Dukungan tersebut disampaikan Presiden dalam pertemuan langsung dengan kedua gubernur di sela peluncuran 166 Sekolah Rakyat di Banjarbaru, Senin (12/1/2026). Presiden menilai konsep penyelenggaraan PON yang diajukan NTB–NTT rasional, bertanggung jawab, serta sejalan dengan prinsip efisiensi pengelolaan anggaran negara.

Gubernur NTB Lalu Muhamad Iqbal menegaskan kesiapan kedua provinsi untuk menjadi tuan rumah bersama dengan pendekatan yang terukur dan realistis.

“Kami menegaskan kepada Presiden komitmen kesiapan NTB dan NTT untuk menyelenggarakan PON 2028 secara efisien dan akuntabel, dengan fokus pada cabang olahraga yang fasilitasnya telah tersedia dan tanpa pembangunan infrastruktur besar yang baru,” ujar Miq Iqbal kepada media usai pertemuan.

Sementara itu, Gubernur NTT, Emanuel Melkiades Laka Lena menyampaikan bahwa dukungan Presiden tersebut akan segera ditindaklanjuti melalui langkah administratif.

“NTB dan NTT akan menyampaikan surat bersama kepada Presiden sebagai penegasan komitmen dan kesiapan kami, guna memperoleh penetapan resmi,” tegasnya.

Dukungan Presiden ini dinilai menjadi langkah strategis dan bersejarah bagi kawasan Indonesia Timur.
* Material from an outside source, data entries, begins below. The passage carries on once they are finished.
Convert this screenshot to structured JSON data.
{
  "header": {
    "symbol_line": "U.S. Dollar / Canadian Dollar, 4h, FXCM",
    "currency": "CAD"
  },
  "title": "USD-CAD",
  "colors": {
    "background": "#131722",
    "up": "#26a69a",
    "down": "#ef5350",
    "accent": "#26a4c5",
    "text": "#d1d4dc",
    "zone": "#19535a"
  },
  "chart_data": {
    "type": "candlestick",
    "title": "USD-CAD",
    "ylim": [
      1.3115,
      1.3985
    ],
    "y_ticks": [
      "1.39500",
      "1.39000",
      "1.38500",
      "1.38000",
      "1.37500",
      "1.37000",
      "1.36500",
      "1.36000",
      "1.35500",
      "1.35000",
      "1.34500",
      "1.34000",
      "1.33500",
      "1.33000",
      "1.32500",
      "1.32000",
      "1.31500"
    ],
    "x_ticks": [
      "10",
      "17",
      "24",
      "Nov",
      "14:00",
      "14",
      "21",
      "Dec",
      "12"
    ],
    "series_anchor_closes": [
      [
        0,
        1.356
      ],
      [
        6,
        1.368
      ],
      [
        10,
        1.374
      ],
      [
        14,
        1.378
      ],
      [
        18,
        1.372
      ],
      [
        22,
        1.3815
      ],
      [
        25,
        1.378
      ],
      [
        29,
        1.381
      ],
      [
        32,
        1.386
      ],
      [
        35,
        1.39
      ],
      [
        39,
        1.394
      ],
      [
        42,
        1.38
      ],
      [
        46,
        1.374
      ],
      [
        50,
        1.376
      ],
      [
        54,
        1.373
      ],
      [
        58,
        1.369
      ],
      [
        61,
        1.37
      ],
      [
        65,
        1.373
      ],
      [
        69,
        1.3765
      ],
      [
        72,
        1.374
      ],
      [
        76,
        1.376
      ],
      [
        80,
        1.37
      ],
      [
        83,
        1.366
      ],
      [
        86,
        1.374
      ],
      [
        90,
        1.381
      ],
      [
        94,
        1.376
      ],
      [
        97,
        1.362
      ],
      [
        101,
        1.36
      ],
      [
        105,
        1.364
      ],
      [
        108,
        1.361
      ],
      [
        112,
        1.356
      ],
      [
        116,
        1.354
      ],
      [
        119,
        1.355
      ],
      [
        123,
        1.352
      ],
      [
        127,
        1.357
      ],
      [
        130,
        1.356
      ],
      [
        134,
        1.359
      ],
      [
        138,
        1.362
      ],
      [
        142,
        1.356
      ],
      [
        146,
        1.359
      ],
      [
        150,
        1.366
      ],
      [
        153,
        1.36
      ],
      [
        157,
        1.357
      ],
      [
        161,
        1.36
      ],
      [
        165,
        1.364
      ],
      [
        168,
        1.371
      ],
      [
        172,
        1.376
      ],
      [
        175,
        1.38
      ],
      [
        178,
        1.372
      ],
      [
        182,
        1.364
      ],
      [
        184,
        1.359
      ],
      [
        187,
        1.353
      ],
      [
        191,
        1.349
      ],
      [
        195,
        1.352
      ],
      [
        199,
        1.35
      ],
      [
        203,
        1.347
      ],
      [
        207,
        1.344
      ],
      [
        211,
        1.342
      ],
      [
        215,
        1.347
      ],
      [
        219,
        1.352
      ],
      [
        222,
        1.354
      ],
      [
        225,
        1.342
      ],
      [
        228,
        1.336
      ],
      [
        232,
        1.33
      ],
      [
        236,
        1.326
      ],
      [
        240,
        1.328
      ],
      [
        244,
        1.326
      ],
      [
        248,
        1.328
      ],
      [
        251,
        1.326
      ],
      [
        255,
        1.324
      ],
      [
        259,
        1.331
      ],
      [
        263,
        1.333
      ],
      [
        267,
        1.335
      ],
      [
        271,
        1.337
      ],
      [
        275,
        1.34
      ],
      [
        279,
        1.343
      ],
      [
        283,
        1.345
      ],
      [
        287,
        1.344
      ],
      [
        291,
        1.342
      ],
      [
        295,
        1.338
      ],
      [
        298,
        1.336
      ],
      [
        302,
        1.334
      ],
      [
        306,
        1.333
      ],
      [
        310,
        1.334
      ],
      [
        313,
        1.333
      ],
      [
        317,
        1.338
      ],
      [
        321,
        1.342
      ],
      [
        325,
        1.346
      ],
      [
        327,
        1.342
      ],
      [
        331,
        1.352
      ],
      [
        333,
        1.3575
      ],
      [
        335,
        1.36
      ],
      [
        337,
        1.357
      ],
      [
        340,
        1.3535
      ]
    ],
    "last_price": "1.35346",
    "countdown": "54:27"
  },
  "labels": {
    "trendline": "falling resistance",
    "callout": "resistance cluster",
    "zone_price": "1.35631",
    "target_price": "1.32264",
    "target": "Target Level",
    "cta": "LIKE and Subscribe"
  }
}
Penyelenggaraan PON di NTB–NTT diproyeksikan menjadi model baru yang efisien, kolaboratif, serta berorientasi pada optimalisasi pemanfaatan fasilitas yang telah tersedia, sekaligus memperkuat pemerataan pembangunan olahraga nasional.

Bagi masyarakat Nusa Tenggara Barat dan Nusa Tenggara Timur, dukungan Presiden tersebut menjadi penegasan bahwa kedua provinsi dipercaya dan dinilai mampu menjadi tuan rumah ajang olahraga terbesar di Indonesia, tegas Miq Iqbal.